Autotools is a hot mess. Anything complex is going to be a rich environment for exploits of all kinds. The more silent the exploit the bigger the chance that it will spread widely.

[imoverclocked]

Adding sudo in front makes it secure though, right? /sarcasm

--

Automatic downloading of dependencies can be done in a sane way but not sane without significant effort. eg: building Debian packages can install other pre-packaged dependencies. In theory other packages are built the same way.

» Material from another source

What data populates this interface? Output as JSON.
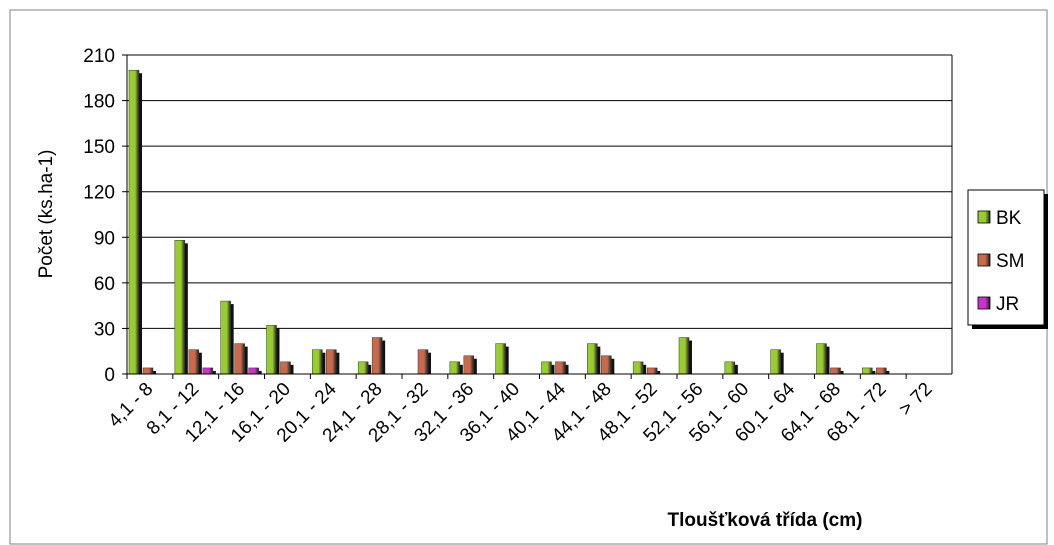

Where this becomes an issue specifically is where language-specific mechanisms reach-out and just install dependencies. To be fair, this has happened for a long time (I'm looking at you, CPAN) and does provide a lot of potential utility to any given developer.

What might be better than advocating for "not doing this at all" is "fixing the pattern." There are probably better ideas than this but I'll start here:

1) make repositories include different levels of software by default. core vs community at an absolute minimum. Maybe add some levels like, "vetted versions" or "gist" to convey information about quality or security.

2) make it easy to have locally vetted pools to choose from. eg: Artifactory makes it easy to locally cache upstream software repos which is a good start. Making a vetting process out of that would be ... useful but cumbersome.

At the end of the day, we are always running someone else's code.